Jensen also breaks down the myth that eating small frequent meals throughout the day helps us lose weight. She affirms that eating frequent small meals prevents the body from burning fat. Her approach is to teach our bodies to become a fat burning machine by re-educating our bodies to go long enough without eating, forcing the body to use fat as fuel as opposed to glycogen.
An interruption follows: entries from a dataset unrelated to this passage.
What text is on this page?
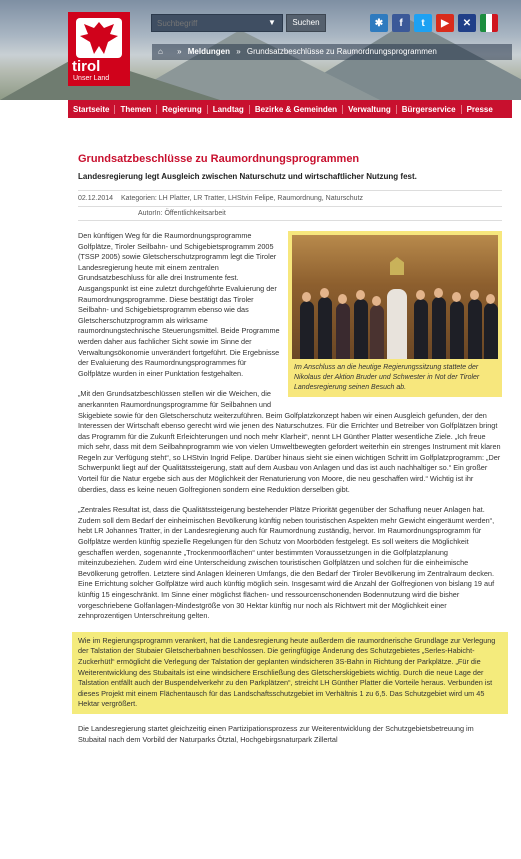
tirol
Unser Land
Suchbegriff
▼	Suchen	✱	f	t	▶	✕
⌂ » Meldungen » Grundsatzbeschlüsse zu Raumordnungsprogrammen
Startseite	Themen	Regierung	Landtag	Bezirke & Gemeinden	Verwaltung	Bürgerservice	Presse
Grundsatzbeschlüsse zu Raumordnungsprogrammen
Landesregierung legt Ausgleich zwischen Naturschutz und wirtschaftlicher Nutzung fest.
02.12.2014 Kategorien: LH Platter, LR Tratter, LHStvin Felipe, Raumordnung, Naturschutz
AutorIn: Öffentlichkeitsarbeit
Im Anschluss an die heutige Regierungssitzung stattete der Nikolaus der Aktion Bruder und Schwester in Not der Tiroler Landesregierung seinen Besuch ab.

Den künftigen Weg für die Raumordnungsprogramme Golfplätze, Tiroler Seilbahn- und Schigebietsprogramm 2005 (TSSP 2005) sowie Gletscherschutzprogramm legt die Tiroler Landesregierung heute mit einem zentralen Grundsatzbeschluss für alle drei Instrumente fest. Ausgangspunkt ist eine zuletzt durchgeführte Evaluierung der Raumordnungsprogramme. Diese bestätigt das Tiroler Seilbahn- und Schigebietsprogramm ebenso wie das Gletscherschutzprogramm als wirksame raumordnungstechnische Steuerungsmittel. Beide Programme werden daher aus fachlicher Sicht sowie im Sinne der Verwaltungsökonomie unverändert fortgeführt. Die Ergebnisse der Evaluierung des Raumordnungsprogrammes für Golfplätze wurden in einer Punktation festgehalten.

„Mit den Grundsatzbeschlüssen stellen wir die Weichen, die anerkannten Raumordnungsprogramme für Seilbahnen und Skigebiete sowie für den Gletscherschutz weiterzuführen. Beim Golfplatzkonzept haben wir einen Ausgleich gefunden, der den Interessen der Wirtschaft ebenso gerecht wird wie jenen des Naturschutzes. Für die Errichter und Betreiber von Golfplätzen bringt das Programm für die Zukunft Erleichterungen und noch mehr Klarheit“, nennt LH Günther Platter wesentliche Ziele. „Ich freue mich sehr, dass mit dem Seilbahnprogramm wie von vielen Umweltbewegten gefordert weiterhin ein strenges Instrument mit klaren Regeln zur Verfügung steht“, so LHStvin Ingrid Felipe. Darüber hinaus sieht sie einen wichtigen Schritt im Golfplatzprogramm: „Der Schwerpunkt liegt auf der Qualitätssteigerung, statt auf dem Ausbau von Anlagen und das ist auch nachhaltiger so.“ Ein großer Vorteil für die Natur ergebe sich aus der Möglichkeit der Renaturierung von Moore, die neu geschaffen wird.“ Wichtig ist ihr überdies, dass es keine neuen Golfregionen sondern eine Reduktion derselben gibt.

„Zentrales Resultat ist, dass die Qualitätssteigerung bestehender Plätze Priorität gegenüber der Schaffung neuer Anlagen hat. Zudem soll dem Bedarf der einheimischen Bevölkerung künftig neben touristischen Aspekten mehr Gewicht eingeräumt werden“, hebt LR Johannes Tratter, in der Landesregierung auch für Raumordnung zuständig, hervor. Im Raumordnungsprogramm für Golfplätze werden künftig spezielle Regelungen für den Schutz von Moorböden festgelegt. Es soll weiters die Möglichkeit geschaffen werden, sogenannte „Trockenmoorflächen“ unter bestimmten Voraussetzungen in die Golfplatzplanung miteinzubeziehen. Zudem wird eine Unterscheidung zwischen touristischen Golfplätzen und solchen für die einheimische Bevölkerung getroffen. Letztere sind Anlagen kleineren Umfangs, die den Bedarf der Tiroler Bevölkerung im Zentralraum decken. Eine Errichtung solcher Golfplätze wird auch künftig möglich sein. Insgesamt wird die Anzahl der Golfregionen von bislang 19 auf künftig 15 eingeschränkt. Im Sinne einer möglichst flächen- und ressourcenschonenden Bodennutzung wird die bisher vorgeschriebene Golfanlagen-Mindestgröße von 30 Hektar künftig nur noch als Richtwert mit der Möglichkeit einer zehnprozentigen Unterschreitung gelten.

Wie im Regierungsprogramm verankert, hat die Landesregierung heute außerdem die raumordnerische Grundlage zur Verlegung der Talstation der Stubaier Gletscherbahnen beschlossen. Die geringfügige Änderung des Schutzgebietes „Serles-Habicht-Zuckerhütl“ ermöglicht die Verlegung der Talstation der geplanten windsicheren 3S-Bahn in Richtung der Parkplätze. „Für die Weiterentwicklung des Stubaitals ist eine windsichere Erschließung des Gletscherskigebiets wichtig. Durch die neue Lage der Talstation entfällt auch der Buspendelverkehr zu den Parkplätzen“, streicht LH Günther Platter die Vorteile heraus. Verbunden ist dieses Projekt mit einem Flächentausch für das Landschaftsschutzgebiet im Verhältnis 1 zu 6,5. Das Schutzgebiet wird um 45 Hektar vergrößert.

Die Landesregierung startet gleichzeitig einen Partizipationsprozess zur Weiterentwicklung der Schutzgebietsbetreuung im Stubaital nach dem Vorbild der Naturparks Ötztal, Hochgebirgsnaturpark Zillertal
Jensen claims that one of the benefits to skipping breakfast is burning more fat by what she calls intermittent fasting. Her logic is that if you skip breakfast and extend the fasting period beyond the typical eight to ten hours (avg. normal sleep cycle), you may increase insulin even more, thus burning more fat. Jensen does claim that her approach is not extreme and she only does this about three times a week because the study on this topic is still in the early stages.

Article Critique

This article fails to state the benefits of eating breakfast. One benefit is a much needed energy boost in the morning. A breakfast rich in vitamins and fiber can help increase energy levels. Another benefit to eating breakfast is focus. It is easier to focus on school work or work if one is not constantly thinking about food. This is one of the main reasons most schools provide breakfast even to those who can’t afford it. Studies have shown that kids who eat breakfast before school tend to focus and do better in school (Wesnes KA,et al. Appetite. 2003).


Jensen failed to mention the consequences associating with fasting. Fasting can have many consequences such as wasting of lean tissues, impairment of disease resistance, lowering body temperature, and fluid and electrolyte imbalance (Debruyne, 2014, p. 144). When making any dietary and lifestyle changes it is important to speak to your physician as everyones’ nutritional needs are different based on weight, BMI, and health issues.


Although I do believe Jensen has made some valid points, the Huffington Post is mainly a mainstream blog for news and not a creator of original news. I would not take this article to have much medical or scientific validity as the popular press, in regards to media coverage, tend to leap to publicize the latest "study" or fad. Nowadays, people tend to follow diets just because it's what "in." There are many factors to take into account before starting any new diet such as age and medical history. When it comes to our health, we have to be very careful and we can not stress enough the importance of speaking with your physician before making any lifestyle changes.

References

Breakfast reduces declines in attention and memory over the ... (2003). Retrieved December 2, 2015, from http://www.ncbi.nlm.nih.gov/pubmed/14637332


DeBruyne, L., & Pinna, K. (2014). Nutrition for Health and Health Care (5th ed., p. 144). Australia: Wadsworth/Cengage Learning.